In the past few months we have seen a lot of papers reporting antibodies that they found to bind to SARS-CoV-2 (a database can be found here: http://opig.stats.ox.ac.uk/webapps/covabdab/). Some of them were from the analysis of a patient’s immune system. Some of them come with crystal structures to show where they bind. Some don’t have structures, but they have the sequences and some competition assay data to show approximately where on the spike protein they bind. The main focus is around an area called the Receptor Binding Domain (RBD) which is where the spike protein engages the human ACE2 receptor and causes the downstream problems. In this paper, the authors ran a complete mutagenesis on the RBD of the SARS-CoV-2 spike protein.
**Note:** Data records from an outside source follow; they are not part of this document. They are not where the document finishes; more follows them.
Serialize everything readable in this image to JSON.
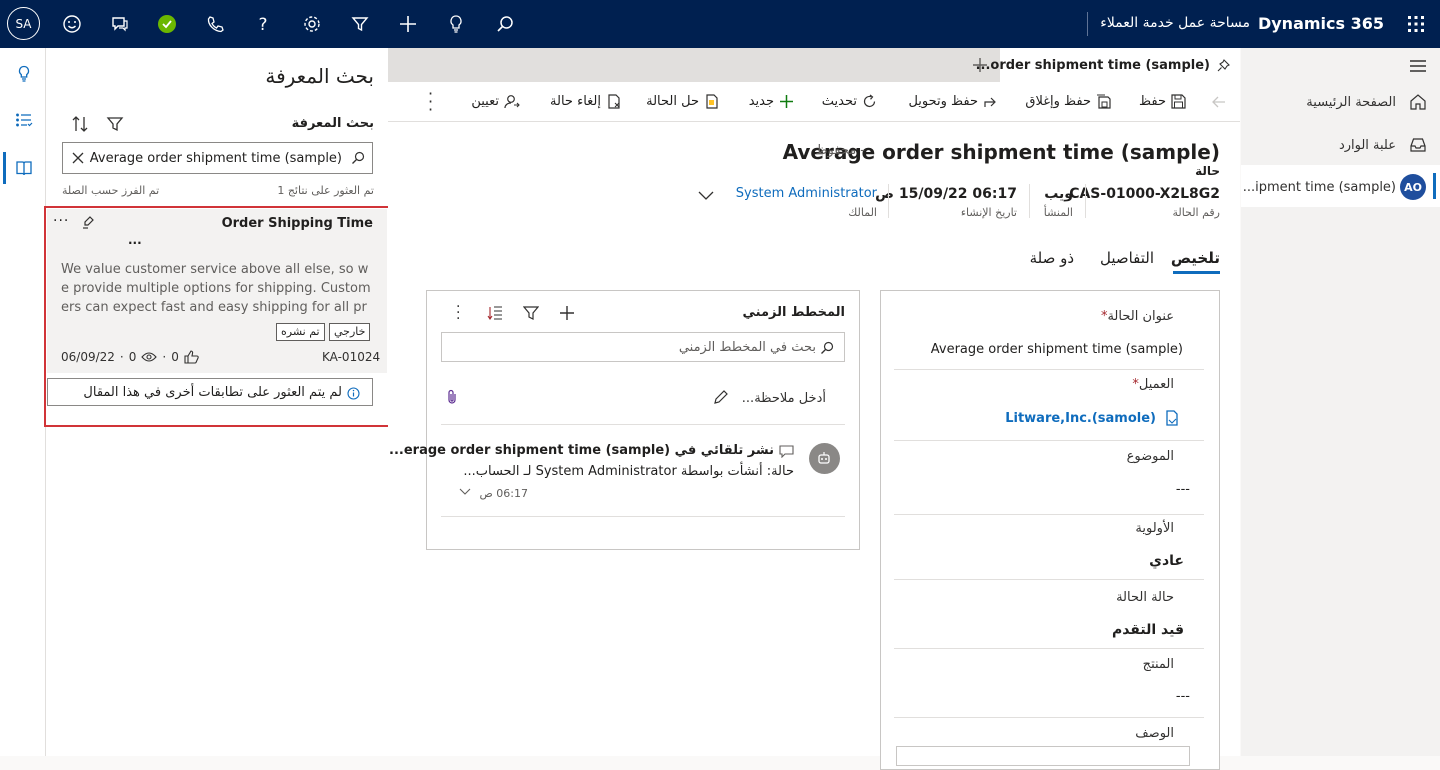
{
  "topbar": {
    "brand": "Dynamics 365",
    "app_name": "مساحة عمل خدمة العملاء",
    "avatar_initials": "SA",
    "presence_color": "#6bb700"
  },
  "sitemap": {
    "home": "الصفحة الرئيسية",
    "inbox": "علبة الوارد",
    "session_avatar": "AO",
    "session_label": "ipment time (sample)..."
  },
  "session_tab": {
    "label": "order shipment time (sample)..."
  },
  "commands": {
    "save": "حفظ",
    "save_close": "حفظ وإغلاق",
    "save_route": "حفظ وتحويل",
    "refresh": "تحديث",
    "new": "جديد",
    "resolve": "حل الحالة",
    "cancel": "إلغاء حالة",
    "assign": "تعيين"
  },
  "record": {
    "title": "Average order shipment time (sample)",
    "saved_status": "- محفوظ",
    "entity": "حالة",
    "case_number": "CAS-01000-X2L8G2",
    "case_number_label": "رقم الحالة",
    "origin": "ويب",
    "origin_label": "المنشأ",
    "created_on": "06:17 15/09/22 ص",
    "created_on_label": "تاريخ الإنشاء",
    "owner": "System Administrator",
    "owner_label": "المالك"
  },
  "tabs": {
    "summary": "تلخيص",
    "details": "التفاصيل",
    "related": "ذو صلة"
  },
  "form": {
    "case_title_label": "عنوان الحالة",
    "case_title_value": "Average order shipment time (sample)",
    "customer_label": "العميل",
    "customer_value": "Litware,Inc.(samole)",
    "subject_label": "الموضوع",
    "subject_value": "---",
    "priority_label": "الأولوية",
    "priority_value": "عادي",
    "status_label": "حالة الحالة",
    "status_value": "قيد التقدم",
    "product_label": "المنتج",
    "product_value": "---",
    "description_label": "الوصف",
    "required_marker": "*"
  },
  "timeline": {
    "title": "المخطط الزمني",
    "search_placeholder": "بحث في المخطط الزمني",
    "note_placeholder": "أدخل ملاحظة...",
    "item_title": "نشر تلقائي في erage order shipment time (sample)...",
    "item_body": "حالة: أنشأت بواسطة System Administrator لـ الحساب...",
    "item_time": "06:17 ص"
  },
  "knowledge": {
    "panel_title": "بحث المعرفة",
    "section_title": "بحث المعرفة",
    "search_value": "Average order shipment time (sample)",
    "results_count": "تم العثور على نتائج 1",
    "sort_label": "تم الفرز حسب الصلة",
    "article": {
      "title": "Order Shipping Time",
      "ellipsis": "...",
      "snippet": "We value customer service above all else, so we provide multiple options for shipping. Customers can expect fast and easy shipping for all products. W...",
      "badge_external": "خارجي",
      "badge_published": "تم نشره",
      "number": "KA-01024",
      "likes": "0",
      "views": "0",
      "date": "06/09/22",
      "dot": "·",
      "no_apps": "لم يتم العثور على تطابقات أخرى في هذا المقال"
    },
    "highlight_color": "#d13438"
  }
}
On a high level, the authors mutated specific locations of the RBD and evaluated the binding efficiency of 10 of the reported SARS-CoV-2 binders. They used a traditional yeast system to express all the mutants. The misfolded proteins were sorted by FACS, and only the correctly folded ones were retained. They then compared 10 anti-SARS-CoV-2 antibodies, and found the antibody sequences that were enriched in each of the antigen mutants. With this information, they constructed a matrix of each of the mutants and whether this mutation “fooled” the antibody and reduced its neutralisation strength – the antigen escape pattern.
They have also used electron microscopy to reconstruct the binding modes of these antibodies. In the specific case study of COV2-2165 and COV2-2832, they claimed that even though in the EM structure these two antibodies bind to very similar epitopes, their antigen escape pattern (from the mutagenesis study) is different. This leads to a key argument in the manuscript: structures may be not as informative as the mutagenesis study.
Since the start of the pandemic, a number of SARS-CoV-2 strains have been uncovered, containing mutations that vary the degree of severity and infection rate in different geography. It would be interesting to see if the complete mutagenesis sheds any light on the escape pattern and our natural antibody defence. The authors reviewed all the reported SARS-CoV-2 strains and highlighted their effect on the 10 reported antibodies. From the matrix, they designed a cocktail and proved that it may be possible to devise a cocktail of antibodies to target this virus with varying escape mechanisms through its mutation.
The major significance of this work is to provide a rather good quality epitope mapping dataset that could be useful for us to describe the binding of these antibodies. It is rare to have such complete datasets, from screening, in vitro assays to structural studies.
Preprint: Greaney, A.J., Starr, T.N., Gilchuk, P., Zost, S.J., Binshtein, E., Loes, A.N., Hilton, S.K., Huddleston, J., Eguia, R., Crawford, K.H. and Dingens, A.S. (2020) Complete mapping of mutations to the SARS-CoV-2 spike receptor-binding domain that escape antibody recognition. bioRxiv.